The problems with mock exams
For all the benefits regularly cited at mock exam time, some remain unconvinced by the usefulness of the tests. Exams are major stress triggers for pupils, with 2017 figures from Childline highlighting an increase of 68% of counselling sessions relating to exam concerns.
Whether mocks alleviate this pressure by helping students become accustomed to exams or whether they’re simply another pressure point remains a source of fierce debate.
One major problem stems from the fact that mocks, by their very nature, take place well before the real thing. That generally means that teaching of the subject is far from complete. This can lead to demoralising results for pupils, but it also crucially diminishes the amount of time teachers are able to spend teaching during the year.
In a TES article from earlier this year discussing whether mocks should be scrapped or not, teachers recounted their frustration at the time spent invigilating and marking when they could be teaching.
One commented, ‘My frustration is that I’ve lost three weeks of learning to pupils sitting mocks on whole GCSEs when we haven’t anywhere near finished the course yet.’
Alongside this is the growing problem that many schools are now utilising multiple mock periods, reducing the amount of teaching time further.

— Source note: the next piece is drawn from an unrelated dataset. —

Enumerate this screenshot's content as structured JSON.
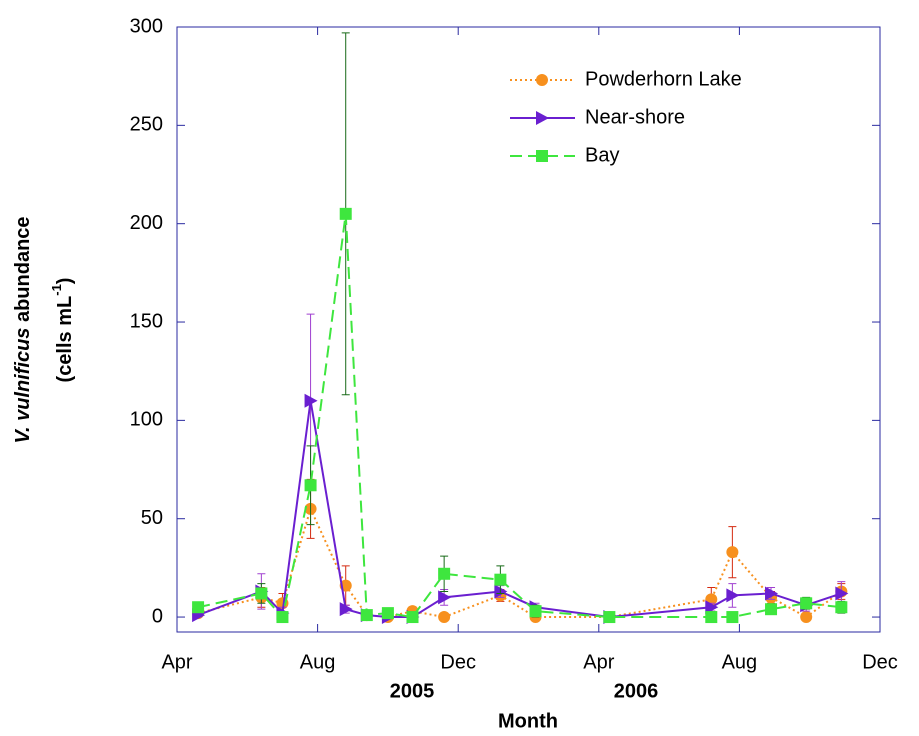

With the introduction of new GCSEs, it perhaps makes sense to ensure that pupils have experience of being examined on them, but at what cost? If the more rigorous GCSEs are to be effective, surely students need as much classroom time as possible.
One Year 11 student recounted to TES her experience in her Physics mock:
These are not just lazy teenagers who can’t be bothered; they are children being bombarded with new content – much of which is former A-level content – who are stressed and exhausted by the pressure.
And what of the pressure on teachers? In January, teaching unions warned of a stress epidemic hitting their members with 1 in 83 teachers spending more than a month off work for stress and mental health issues in the year 2016-17.
‘The Secret Teacher’, writing in The Guardian highlighted the issues she faced:
My GCSE students had recently sat their mock exams, leaving me with more than 170 papers to mark. Each paper takes around an hour, meaning I didn’t have much of a Christmas break…In the end, in desperation, I called in sick to give me time to finish the marking. The kids wouldn’t have their teacher in their lessons, but I believed a cover teacher could do just as good a job as I would do in my current state.
It’s clear that while there are benefits of mock exams for both pupils and teachers, the organisation of the school year and the reduction in teaching time this leaves is causing major issues for all concerned.
Whether this will improve as the new GCSE exams settle into the curriculum will be up for debate for a few years yet.